Trail tells of Tarheel, industry origins

Published 1:43 pm Monday, March 24, 2008

By Staff
Slave-dug kilns were used to extract tar from pines
By DAN PARSONS
Staff Writer
Tar, that sticky substance used in everything from shoe polish to roofing, holds a unique place in North Carolina history. Thirteen mounds at Goose Creek State Park represent the origins of the ships’ stores industry in North Carolina — the source for names of rivers, university mascots and even towns.
The 1.4-mile trail was named after six tar kilns found during a surveying process while designing the trail. In the 18th and 19th centuries, producers of ships’ stores would pile pine stumps and burn them to extract the tar, pitch and turpentine used to seal wooden ships’ hulls. The mounds of pine stumps and roots were lit and recovered with dirt to smolder the wood, which releases the tree sap in the form of pine tar.

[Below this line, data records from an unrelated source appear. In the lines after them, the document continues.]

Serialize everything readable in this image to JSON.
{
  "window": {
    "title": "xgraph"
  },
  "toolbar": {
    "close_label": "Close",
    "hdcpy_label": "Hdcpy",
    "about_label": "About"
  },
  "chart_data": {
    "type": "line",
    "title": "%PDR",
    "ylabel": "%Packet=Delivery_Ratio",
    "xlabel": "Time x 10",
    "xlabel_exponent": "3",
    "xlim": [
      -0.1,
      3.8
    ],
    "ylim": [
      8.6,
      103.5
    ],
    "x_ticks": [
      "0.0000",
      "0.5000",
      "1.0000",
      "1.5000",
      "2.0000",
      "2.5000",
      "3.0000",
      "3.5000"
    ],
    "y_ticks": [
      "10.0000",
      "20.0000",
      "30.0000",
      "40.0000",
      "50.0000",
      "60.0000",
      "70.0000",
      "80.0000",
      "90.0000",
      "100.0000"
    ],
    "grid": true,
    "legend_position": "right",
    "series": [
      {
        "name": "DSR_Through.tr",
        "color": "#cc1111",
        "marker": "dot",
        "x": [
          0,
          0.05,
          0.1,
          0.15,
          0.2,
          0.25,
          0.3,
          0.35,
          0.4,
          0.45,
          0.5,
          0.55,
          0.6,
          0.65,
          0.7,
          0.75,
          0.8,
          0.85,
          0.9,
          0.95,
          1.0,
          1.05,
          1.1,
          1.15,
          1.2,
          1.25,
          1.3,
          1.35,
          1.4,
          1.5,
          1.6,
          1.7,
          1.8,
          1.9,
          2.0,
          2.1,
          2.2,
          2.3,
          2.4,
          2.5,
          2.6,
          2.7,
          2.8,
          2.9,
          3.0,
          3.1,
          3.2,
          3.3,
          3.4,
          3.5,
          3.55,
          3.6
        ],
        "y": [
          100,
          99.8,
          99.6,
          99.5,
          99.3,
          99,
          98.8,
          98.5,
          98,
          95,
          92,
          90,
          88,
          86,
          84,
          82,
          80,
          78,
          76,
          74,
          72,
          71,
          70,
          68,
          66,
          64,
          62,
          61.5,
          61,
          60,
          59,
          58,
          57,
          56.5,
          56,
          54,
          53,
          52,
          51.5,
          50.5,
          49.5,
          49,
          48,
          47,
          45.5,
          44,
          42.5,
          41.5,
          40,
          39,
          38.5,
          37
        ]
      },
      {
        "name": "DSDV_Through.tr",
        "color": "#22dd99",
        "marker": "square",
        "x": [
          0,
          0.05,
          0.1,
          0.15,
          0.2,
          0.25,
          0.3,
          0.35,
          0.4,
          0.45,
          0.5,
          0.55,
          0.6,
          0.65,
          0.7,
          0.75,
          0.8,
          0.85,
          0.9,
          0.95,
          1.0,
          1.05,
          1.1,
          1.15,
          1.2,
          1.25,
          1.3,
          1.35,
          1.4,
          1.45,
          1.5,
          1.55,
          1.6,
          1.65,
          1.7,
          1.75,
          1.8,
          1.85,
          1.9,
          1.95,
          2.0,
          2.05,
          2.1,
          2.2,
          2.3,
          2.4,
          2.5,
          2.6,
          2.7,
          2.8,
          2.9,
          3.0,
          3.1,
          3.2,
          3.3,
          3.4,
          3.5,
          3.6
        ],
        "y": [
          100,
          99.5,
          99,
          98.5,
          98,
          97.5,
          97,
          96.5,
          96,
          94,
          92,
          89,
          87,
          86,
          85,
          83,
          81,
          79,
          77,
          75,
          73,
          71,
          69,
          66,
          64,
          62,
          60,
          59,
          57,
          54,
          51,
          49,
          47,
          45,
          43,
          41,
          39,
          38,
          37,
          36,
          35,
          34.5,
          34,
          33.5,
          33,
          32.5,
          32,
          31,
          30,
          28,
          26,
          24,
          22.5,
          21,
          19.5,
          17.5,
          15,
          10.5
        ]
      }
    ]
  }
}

The process took about 10 days to produce between 50 and 60 gallons of tar, according to Cabral.
Six large mounds left over from the process were found while mapping out the route the trail would take through the northern section of the park, east of the park’s visitors center. The kilns, now little more than overgrown circular depressions, are difficult to see and only three are currently marked along the trail.
The mounds are surrounded by circular ditches — about 30-feet in diameter — into which the tar would flow from the smoldering pine stumps on the mound. From there it was channeled into barrels for shipping. At the time, the labor of digging the trenches would have been performed by slaves, according to Cabral.
Tar has been used to seal the hulls of ships since the Vikings took to the sea about 600 years ago, Cabral said. Prior to the Revolutionary War, North Carolina’s tar production was important for the British Empire to sustain its vast navy — made up primarily of large wooden ships.
During and after the Revolution, the tar produced in North Carolina was put to use on ships fighting for the United States. And the state’s association with tar continued to play a role in its history and at some time rendered the nickname Tarheel State. Cabral said the name probably was first used around the time of the Revolution, but at that time may have been a derogatory term referring to a native of the Carolinas.
The influence of the ship’s stores industry in the state can also be seen in the names of Tarboro and the Tar River. Today, tar is still used to make shoe polish, soap, varnish and roofing, but is made in factories rather than in earthen kilns.
The park is awaiting official signage from the state to mark and describe the kilns on the trail, which stretches between the parks third parking lot and the visitors center. Park staff is also in the process of getting the kilns established as historic sites.